Maçonaria e Filosofia Pitagórica - Pitágoras


Julga-se que Pitágoras nasceu em 570 a. C., em Samos, uma ilha grega no mar Egeu e morreu em Metaponto, uma cidade do sueste de Itália colonizada por gregos, em 497 ou 496 a.C.. Pouco se sabe da sua vida. Relatos que devemos ter por lendários, por historicamente inverificados, referem que, instigado por Tales de Mileto, viajou até ao Egito, tendo sido admitido no templo de Disópolis, aí tendo tomado contacto com os Mistérios egípcios, e à Pérsia, onde teria estudado com Zoroastro. Regressado a Samos, aí fundou uma comunidade religiosa, os mathematikoi, que constituiram uma Escola Filosófica que hoje denominamos por Escola Pitagórica.

Tenha-se presente que, na Antiguidade, a filosofia foi a precursora de todas as ciências. As escolas filosóficas eram as universidades da época, onde se estudava e investigava e refletia e especulava sobre todos os fenómenos da vida e do Universo, procurando dar-lhes explicação.

Para os pitagóricos, a verdadeira essência, o princípio fundamental de tudo são os números, não enquanto símbolos, mas sim enquanto valores de grandeza (a essência do número, não a sua forma ou representação). Ou seja, os números a que se referiam não eram os símbolos utilizados para os representar (e muito menos os algarismos - 1, 2, 3, etc. - que apenas foram inventados pelos árabes, séculos mais tarde...), mas os valores que eles exprimem. Uma coisa manifesta-se externamente por uma estrutura numérica, sendo o que é por causa desse valor. O cosmo é regido por relações matemáticas.

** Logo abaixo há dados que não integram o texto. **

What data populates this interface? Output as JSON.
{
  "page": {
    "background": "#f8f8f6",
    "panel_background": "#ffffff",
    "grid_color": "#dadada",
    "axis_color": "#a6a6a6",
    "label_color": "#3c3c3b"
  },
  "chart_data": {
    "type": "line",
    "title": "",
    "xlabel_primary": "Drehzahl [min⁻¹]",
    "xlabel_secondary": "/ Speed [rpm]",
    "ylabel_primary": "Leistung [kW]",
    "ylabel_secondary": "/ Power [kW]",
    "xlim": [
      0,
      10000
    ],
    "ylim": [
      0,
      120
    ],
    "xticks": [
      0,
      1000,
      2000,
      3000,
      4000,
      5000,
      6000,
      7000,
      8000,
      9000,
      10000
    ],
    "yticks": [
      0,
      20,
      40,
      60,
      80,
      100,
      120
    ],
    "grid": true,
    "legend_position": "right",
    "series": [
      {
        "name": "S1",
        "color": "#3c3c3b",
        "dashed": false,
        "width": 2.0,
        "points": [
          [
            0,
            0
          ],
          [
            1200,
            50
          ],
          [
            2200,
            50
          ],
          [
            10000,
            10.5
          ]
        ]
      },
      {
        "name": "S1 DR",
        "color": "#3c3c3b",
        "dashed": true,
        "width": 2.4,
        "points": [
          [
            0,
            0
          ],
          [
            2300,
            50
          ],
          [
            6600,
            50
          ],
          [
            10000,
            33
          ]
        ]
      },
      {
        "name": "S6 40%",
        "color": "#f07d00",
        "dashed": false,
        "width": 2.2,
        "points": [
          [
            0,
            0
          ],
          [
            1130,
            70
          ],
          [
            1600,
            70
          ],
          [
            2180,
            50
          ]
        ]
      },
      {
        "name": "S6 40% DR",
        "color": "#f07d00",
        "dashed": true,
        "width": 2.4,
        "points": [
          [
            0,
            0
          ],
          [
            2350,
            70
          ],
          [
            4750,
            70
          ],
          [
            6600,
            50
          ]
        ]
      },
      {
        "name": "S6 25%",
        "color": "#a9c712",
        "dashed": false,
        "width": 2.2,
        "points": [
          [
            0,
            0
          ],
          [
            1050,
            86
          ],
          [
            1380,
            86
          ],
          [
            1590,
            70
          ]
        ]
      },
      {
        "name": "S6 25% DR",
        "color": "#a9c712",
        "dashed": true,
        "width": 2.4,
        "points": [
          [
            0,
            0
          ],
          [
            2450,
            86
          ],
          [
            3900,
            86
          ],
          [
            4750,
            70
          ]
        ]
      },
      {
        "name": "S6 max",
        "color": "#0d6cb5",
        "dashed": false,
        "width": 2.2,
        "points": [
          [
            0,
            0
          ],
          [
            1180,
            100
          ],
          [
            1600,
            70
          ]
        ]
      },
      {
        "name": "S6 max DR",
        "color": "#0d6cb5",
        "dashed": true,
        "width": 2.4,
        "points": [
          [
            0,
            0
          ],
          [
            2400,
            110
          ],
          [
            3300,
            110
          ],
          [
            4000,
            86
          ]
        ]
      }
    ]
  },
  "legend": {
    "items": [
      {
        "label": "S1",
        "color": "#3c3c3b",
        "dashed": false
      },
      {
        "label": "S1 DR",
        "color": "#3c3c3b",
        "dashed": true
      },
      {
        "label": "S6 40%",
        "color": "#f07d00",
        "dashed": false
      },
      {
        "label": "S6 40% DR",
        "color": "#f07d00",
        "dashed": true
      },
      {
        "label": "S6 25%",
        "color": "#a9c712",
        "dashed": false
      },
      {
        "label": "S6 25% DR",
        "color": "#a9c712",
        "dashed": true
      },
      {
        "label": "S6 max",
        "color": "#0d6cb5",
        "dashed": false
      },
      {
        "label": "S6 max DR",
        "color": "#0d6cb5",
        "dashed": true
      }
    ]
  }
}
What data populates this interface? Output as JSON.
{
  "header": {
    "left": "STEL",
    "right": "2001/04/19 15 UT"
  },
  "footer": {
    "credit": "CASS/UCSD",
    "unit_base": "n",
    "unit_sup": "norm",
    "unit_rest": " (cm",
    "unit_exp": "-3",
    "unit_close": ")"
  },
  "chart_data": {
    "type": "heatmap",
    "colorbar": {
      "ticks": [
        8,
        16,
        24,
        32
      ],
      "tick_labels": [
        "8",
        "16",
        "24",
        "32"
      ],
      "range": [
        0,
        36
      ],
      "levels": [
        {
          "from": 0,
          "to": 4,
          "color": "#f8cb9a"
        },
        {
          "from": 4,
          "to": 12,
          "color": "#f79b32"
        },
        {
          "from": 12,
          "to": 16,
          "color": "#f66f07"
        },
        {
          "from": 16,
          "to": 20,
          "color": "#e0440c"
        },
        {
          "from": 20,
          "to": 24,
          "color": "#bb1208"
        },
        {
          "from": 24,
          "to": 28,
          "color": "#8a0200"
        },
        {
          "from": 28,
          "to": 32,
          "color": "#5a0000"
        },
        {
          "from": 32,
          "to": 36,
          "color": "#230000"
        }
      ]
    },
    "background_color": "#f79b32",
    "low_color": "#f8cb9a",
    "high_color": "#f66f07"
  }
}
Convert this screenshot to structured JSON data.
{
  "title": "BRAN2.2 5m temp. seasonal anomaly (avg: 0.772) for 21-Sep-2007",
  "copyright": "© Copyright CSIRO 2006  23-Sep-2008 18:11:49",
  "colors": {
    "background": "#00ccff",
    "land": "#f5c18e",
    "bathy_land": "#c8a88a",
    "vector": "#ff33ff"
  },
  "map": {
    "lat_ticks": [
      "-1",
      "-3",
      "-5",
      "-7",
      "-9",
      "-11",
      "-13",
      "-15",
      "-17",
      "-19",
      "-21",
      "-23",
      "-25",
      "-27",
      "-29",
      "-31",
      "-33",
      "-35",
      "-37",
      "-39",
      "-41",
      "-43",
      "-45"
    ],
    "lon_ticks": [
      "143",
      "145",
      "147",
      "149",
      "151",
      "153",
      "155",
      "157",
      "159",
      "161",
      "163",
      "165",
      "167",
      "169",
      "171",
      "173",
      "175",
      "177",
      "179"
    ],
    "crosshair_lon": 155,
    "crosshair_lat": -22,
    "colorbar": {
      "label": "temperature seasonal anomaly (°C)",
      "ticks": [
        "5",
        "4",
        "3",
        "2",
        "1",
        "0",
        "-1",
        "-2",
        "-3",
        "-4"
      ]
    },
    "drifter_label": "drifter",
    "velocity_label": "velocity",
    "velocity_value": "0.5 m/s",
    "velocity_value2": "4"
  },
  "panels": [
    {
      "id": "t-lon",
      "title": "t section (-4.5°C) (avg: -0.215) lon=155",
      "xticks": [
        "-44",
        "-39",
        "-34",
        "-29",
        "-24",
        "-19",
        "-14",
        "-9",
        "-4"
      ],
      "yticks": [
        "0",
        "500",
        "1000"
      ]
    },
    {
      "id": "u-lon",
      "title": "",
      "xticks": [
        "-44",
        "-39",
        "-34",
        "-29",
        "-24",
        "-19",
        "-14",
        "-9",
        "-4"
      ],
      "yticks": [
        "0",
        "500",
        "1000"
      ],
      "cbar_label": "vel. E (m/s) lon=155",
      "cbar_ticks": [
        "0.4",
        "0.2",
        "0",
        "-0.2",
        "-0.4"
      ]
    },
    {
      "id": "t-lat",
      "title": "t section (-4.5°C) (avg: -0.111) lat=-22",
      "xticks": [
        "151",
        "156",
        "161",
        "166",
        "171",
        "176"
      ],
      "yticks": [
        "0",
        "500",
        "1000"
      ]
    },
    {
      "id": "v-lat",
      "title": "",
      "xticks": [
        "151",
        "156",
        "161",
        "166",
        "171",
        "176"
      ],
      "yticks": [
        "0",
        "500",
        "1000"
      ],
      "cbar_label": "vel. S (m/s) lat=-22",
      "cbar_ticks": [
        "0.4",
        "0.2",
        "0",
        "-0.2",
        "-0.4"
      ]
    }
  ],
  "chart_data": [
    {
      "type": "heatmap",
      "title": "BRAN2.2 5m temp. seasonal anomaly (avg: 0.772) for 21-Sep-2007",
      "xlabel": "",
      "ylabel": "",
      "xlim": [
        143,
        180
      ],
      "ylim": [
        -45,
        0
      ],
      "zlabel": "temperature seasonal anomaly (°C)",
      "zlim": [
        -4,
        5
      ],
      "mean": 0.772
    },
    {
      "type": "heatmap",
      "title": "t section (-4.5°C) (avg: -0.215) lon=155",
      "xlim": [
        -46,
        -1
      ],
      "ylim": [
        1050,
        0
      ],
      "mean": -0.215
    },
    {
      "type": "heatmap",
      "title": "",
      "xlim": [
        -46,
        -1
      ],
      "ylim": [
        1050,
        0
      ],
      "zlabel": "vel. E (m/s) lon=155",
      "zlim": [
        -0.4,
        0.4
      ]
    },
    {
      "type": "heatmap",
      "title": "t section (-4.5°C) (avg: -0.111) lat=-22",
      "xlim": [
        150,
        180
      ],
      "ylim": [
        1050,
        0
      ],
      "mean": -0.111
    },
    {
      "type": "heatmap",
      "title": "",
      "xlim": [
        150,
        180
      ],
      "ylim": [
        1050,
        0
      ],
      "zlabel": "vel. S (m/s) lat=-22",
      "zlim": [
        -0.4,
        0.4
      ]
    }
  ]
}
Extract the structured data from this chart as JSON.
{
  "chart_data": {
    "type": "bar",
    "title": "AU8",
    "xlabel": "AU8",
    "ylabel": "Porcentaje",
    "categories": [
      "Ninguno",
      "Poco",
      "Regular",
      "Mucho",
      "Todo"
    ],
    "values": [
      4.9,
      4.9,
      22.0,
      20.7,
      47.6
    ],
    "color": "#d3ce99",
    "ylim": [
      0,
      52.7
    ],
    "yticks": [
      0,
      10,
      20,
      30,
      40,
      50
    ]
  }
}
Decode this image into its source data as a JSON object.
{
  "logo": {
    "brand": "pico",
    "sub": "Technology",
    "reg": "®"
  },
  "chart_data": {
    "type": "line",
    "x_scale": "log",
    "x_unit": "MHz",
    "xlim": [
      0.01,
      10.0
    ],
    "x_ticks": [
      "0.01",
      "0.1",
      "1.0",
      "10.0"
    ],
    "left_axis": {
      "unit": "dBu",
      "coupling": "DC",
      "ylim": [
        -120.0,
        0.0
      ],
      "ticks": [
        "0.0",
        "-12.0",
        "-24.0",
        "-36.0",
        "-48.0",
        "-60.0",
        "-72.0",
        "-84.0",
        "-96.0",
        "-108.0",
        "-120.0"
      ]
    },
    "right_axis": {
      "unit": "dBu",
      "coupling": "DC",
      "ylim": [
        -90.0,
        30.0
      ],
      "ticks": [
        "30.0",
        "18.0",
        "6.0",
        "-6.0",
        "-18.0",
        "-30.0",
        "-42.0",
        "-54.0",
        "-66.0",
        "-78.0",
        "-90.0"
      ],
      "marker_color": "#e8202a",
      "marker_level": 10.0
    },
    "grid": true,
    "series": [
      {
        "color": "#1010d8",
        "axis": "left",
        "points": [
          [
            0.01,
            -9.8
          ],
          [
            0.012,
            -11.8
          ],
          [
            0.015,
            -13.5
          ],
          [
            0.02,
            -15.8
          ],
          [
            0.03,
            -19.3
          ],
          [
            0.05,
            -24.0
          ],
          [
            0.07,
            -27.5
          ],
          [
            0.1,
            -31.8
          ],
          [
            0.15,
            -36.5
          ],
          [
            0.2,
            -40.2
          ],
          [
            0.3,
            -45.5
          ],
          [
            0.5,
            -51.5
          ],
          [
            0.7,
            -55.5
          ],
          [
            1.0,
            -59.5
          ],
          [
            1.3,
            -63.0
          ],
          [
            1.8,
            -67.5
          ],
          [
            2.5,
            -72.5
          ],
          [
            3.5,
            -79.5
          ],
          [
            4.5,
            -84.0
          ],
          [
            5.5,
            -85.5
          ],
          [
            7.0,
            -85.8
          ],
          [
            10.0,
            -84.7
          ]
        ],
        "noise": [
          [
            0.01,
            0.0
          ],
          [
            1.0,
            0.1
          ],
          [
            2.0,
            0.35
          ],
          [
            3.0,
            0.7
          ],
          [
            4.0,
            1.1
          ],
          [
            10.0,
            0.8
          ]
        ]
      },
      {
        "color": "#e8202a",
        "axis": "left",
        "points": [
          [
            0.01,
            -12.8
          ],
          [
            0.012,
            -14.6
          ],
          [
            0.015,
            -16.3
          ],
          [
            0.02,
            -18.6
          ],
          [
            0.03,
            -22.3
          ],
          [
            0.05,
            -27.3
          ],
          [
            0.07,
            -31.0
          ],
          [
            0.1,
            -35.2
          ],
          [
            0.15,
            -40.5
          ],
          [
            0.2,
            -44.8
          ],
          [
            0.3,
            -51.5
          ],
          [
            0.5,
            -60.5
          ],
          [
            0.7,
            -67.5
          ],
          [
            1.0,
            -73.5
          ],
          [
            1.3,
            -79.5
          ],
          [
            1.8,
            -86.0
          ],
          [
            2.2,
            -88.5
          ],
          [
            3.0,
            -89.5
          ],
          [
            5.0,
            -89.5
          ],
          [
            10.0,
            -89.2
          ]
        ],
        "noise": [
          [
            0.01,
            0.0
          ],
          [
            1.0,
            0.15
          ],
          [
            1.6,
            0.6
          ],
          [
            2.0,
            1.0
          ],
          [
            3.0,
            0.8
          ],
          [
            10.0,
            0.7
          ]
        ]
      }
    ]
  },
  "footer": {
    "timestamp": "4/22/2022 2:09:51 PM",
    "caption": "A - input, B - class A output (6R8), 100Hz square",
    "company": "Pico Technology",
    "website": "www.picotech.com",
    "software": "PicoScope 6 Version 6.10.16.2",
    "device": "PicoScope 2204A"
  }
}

Aristóteles escreveu, na sua Metafísica, a propósito de Pitágoras:

Os chamados pitagóricos, que foram os primeiros a estudar matemática, não só desenvolveram o seu estudo, como também, tendo sido educados segundo o espírito dela, acreditavam que os seus princípios eram os princípios de todas as coisas. Uma vez que destes princípios os números são por natureza o primeiro, e nos números eles parecem ver muitas semelhanças com as coisas que existem e que surgem - mais do que no fogo e na terra e na água (de modo que uma modificação de números é a justiça, outra é a alma e a razão, outra a oportunidade - e de igual modo quase todas as outras coisas podem ser expressas numericamente); e, mais uma vez, acham que as modificações e as razões das escalas musicais podem ser expressas em números; e uma vez que todas as outras coisas parecem na sua natureza ser modeladas sobre números, e os números parecem ser as primeiras coisas de toda a natureza, eles supõem que os elementos dos números são os elementos de todas as coisas e que todo o céu é uma escala musical e um número.

Os primeiros dez números eram vistos pelos pitagóricos como padrões para todos os princípios do cosmo.

Que tem isto a ver com a Maçonaria?

Qualquer iniciado maçom sabe que algo do que aprende em Loja se relaciona precisamente com os números e com esta conceção de que os números (ou, pelo menos, alguns números), mais do que meros símbolos de quantidade, refletem essências, qualidades.

Parte do estudo dos símbolos a que os maçons se dedicam tem como objeto precisamente o estudo do que simbolizam os (ou determinados) números. A meu ver, a influência da filosofia pitagórica neste particular aspeto da filosofia maçónica é evidente.

Irei, nos próximos textos, procurar expor o significado que os pitagóricos atribuíam a cada número e, quando os maçons também a esse número atribuírem algum significado, comparar ambas as conceções, em ordem a fazer ressaltar as semelhanças e dissemelhanças porventura existentes.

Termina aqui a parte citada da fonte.